Nine-year-old Adeyha joined the museum last week. Sherry Samuels, the museum’s senior director of animal care, said Adeyha's name comes from the Cherokee language, meaning "in the oak woods." Fittingly, he'll be paired for breeding with Oak, the museum's female red wolf.
So far, Adeyha and Oak seem to be doing well together, Samuels said.
“We tend to just let nature take its course and — 'hope for the best' sounds a little flippant — but that is some of what we do,” Samuels said. “We provide them a home and know that we want pups. But even if we don't, we have the opportunity for over 500,000 people to get to meet red wolves here at the museum.”
Oak had previously been paired with a red wolf named Niko. After two years with no successful pregnancies, the museum swapped Niko for Adeyha from the Niabi Zoo in Illinois. Samuels said the hope is that each male’s new pairing will produce pups to help with the red wolf population.

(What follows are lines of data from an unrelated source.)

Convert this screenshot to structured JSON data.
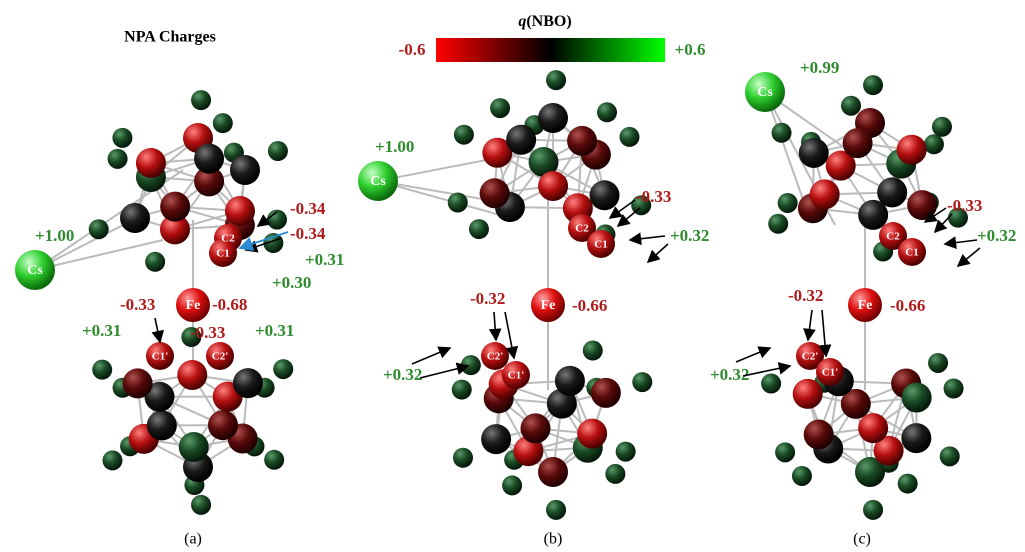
{
  "title": "NPA Charges",
  "colorbar": {
    "symbol": "q",
    "label": "(NBO)",
    "min": "-0.6",
    "max": "+0.6"
  },
  "panels": [
    {
      "label": "(a)",
      "atoms": [
        "Cs",
        "Fe",
        "C2",
        "C1",
        "C1'",
        "C2'"
      ],
      "charges": [
        "+1.00",
        "-0.34",
        "-0.34",
        "+0.31",
        "+0.30",
        "-0.68",
        "-0.33",
        "-0.33",
        "+0.31",
        "+0.31"
      ]
    },
    {
      "label": "(b)",
      "atoms": [
        "Cs",
        "Fe",
        "C2",
        "C1",
        "C2'",
        "C1'"
      ],
      "charges": [
        "+1.00",
        "-0.33",
        "+0.32",
        "-0.32",
        "-0.66",
        "+0.32"
      ]
    },
    {
      "label": "(c)",
      "atoms": [
        "Cs",
        "Fe",
        "C2",
        "C1",
        "C2'",
        "C1'"
      ],
      "charges": [
        "+0.99",
        "-0.33",
        "+0.32",
        "-0.32",
        "-0.66",
        "+0.32"
      ]
    }
  ]
}
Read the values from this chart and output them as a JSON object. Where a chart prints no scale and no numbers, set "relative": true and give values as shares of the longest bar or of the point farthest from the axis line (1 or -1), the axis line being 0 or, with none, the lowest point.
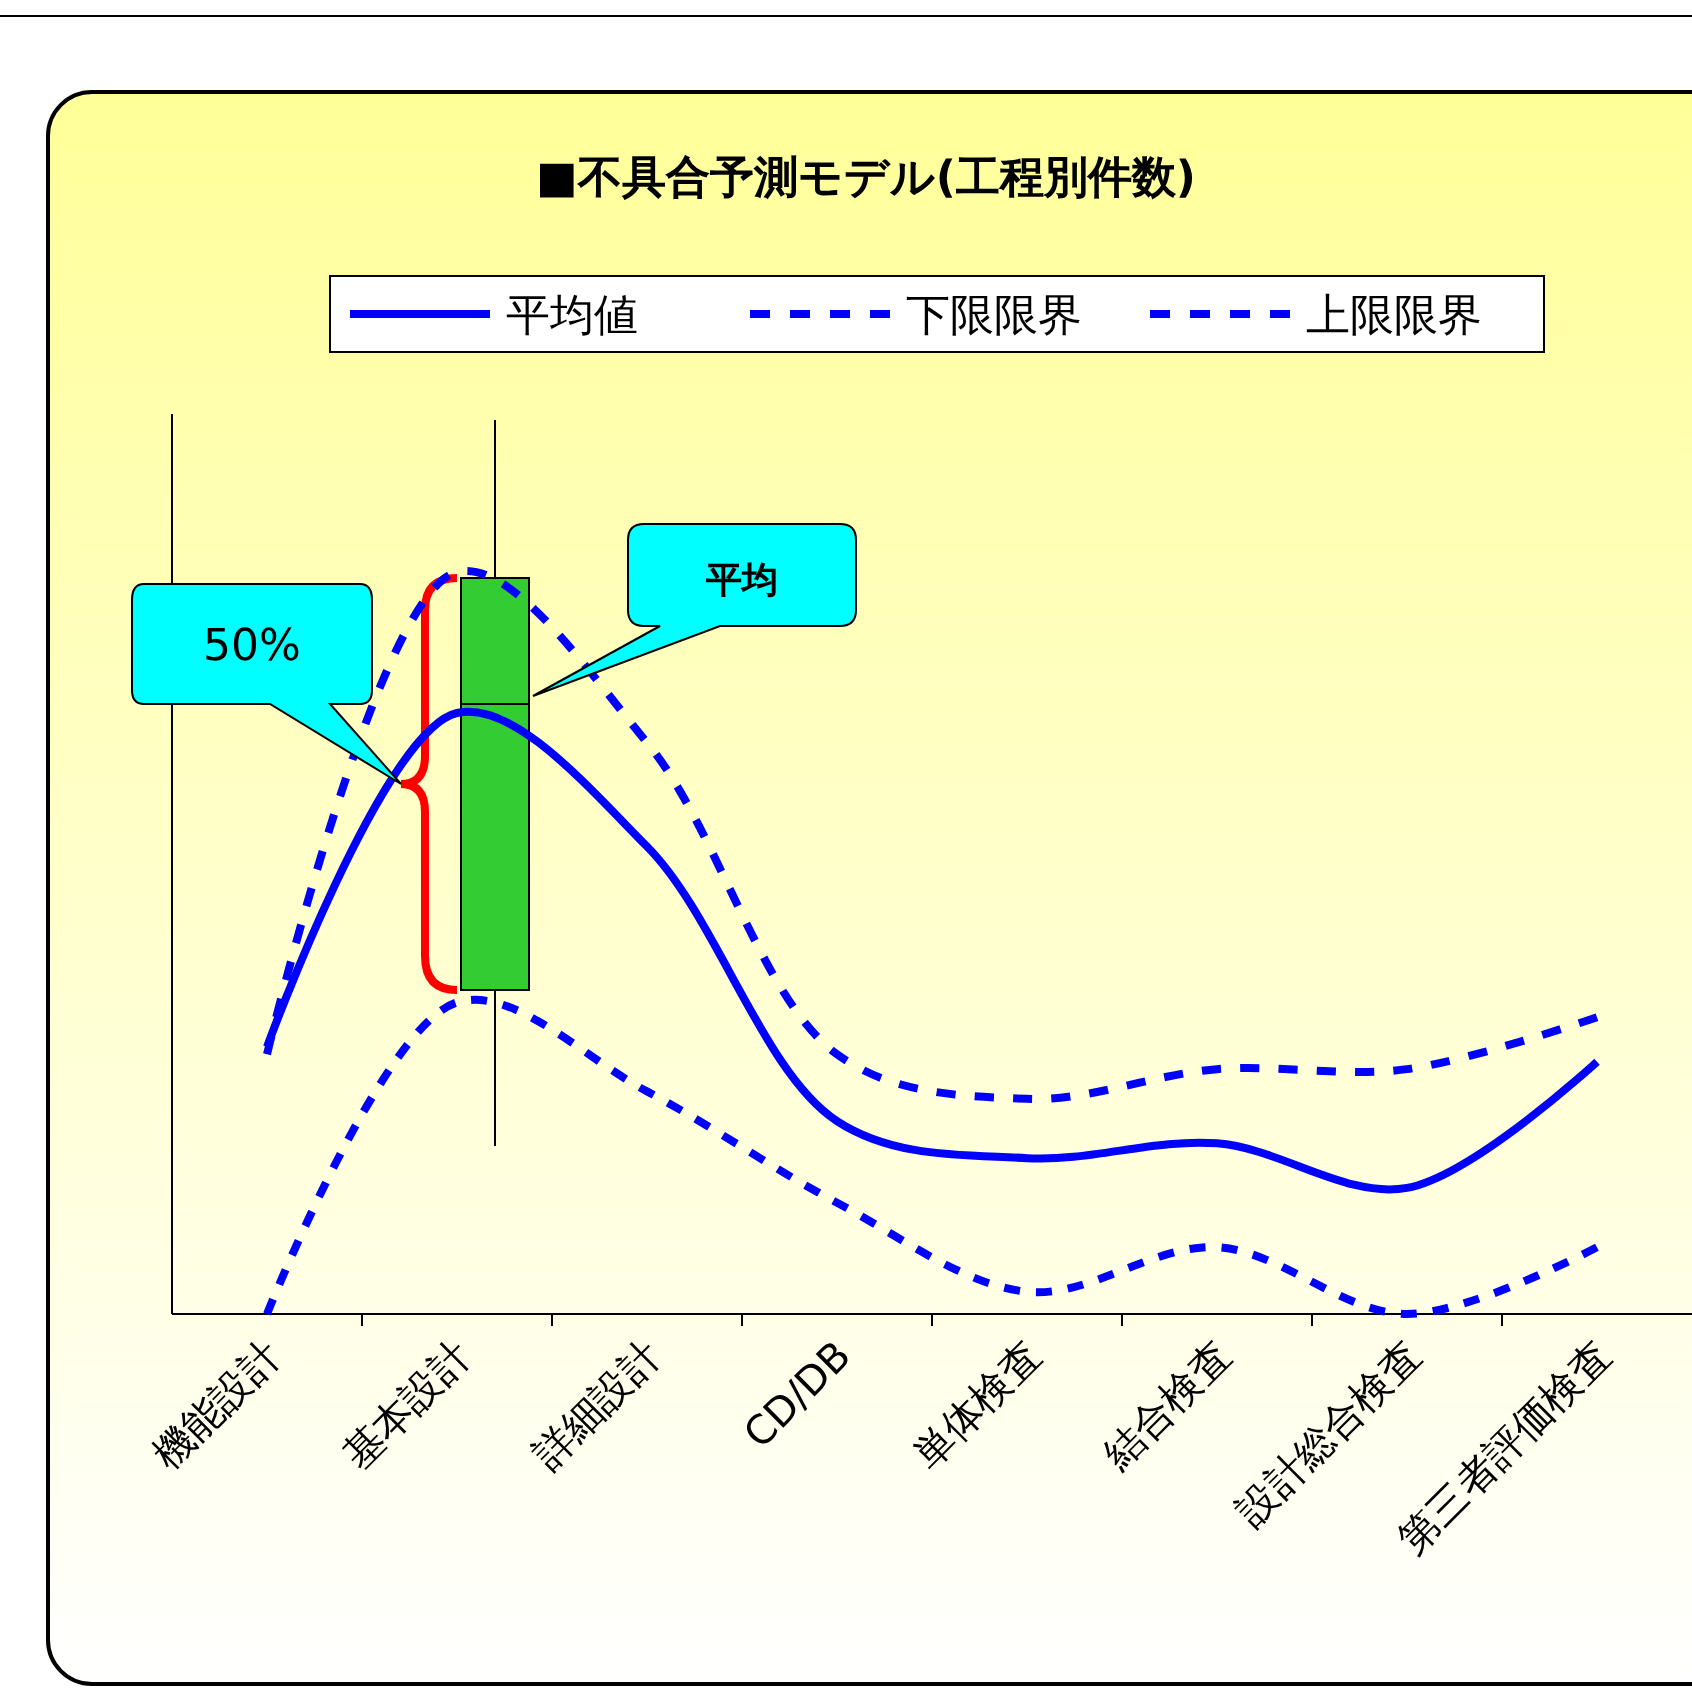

The museum’s red wolf conservation efforts are part of the Red Wolf SAFE (Saving Animals From Extinction) program, run by the Association of Zoos and Aquariums. The program promotes red wolf education and research, and also breeds and cares for captive red wolves to increase species numbers.
“Our role as humans and being stewards of our earth is critical for so many reasons,” Samuels said. “Teaching the people who come here about empathy for the world around us, critical thinking, about how complex this program is, it's such a need in our society today. So, the SAFE program really helps tie all of that together.”
Since 1992, the Museum of Life and Science has welcomed more than 25 red wolf pups. Samuels said that some pups born as part of the SAFE program are “cross-fostered.” If a wild red wolf litter is born at the same time as a SAFE litter, wildlife biologists can take a pup from the program and place it with the other litter to be raised in the wild. Samuels said in these instances, the wild mother has always accepted the new pup.
Adult red wolves in the SAFE program may also be slated for release into the wild if they have the appropriate characteristics, such as being great hunters who avoid people.
The red wolf breeding season starts in January. Samuels said all pups are born between March and May.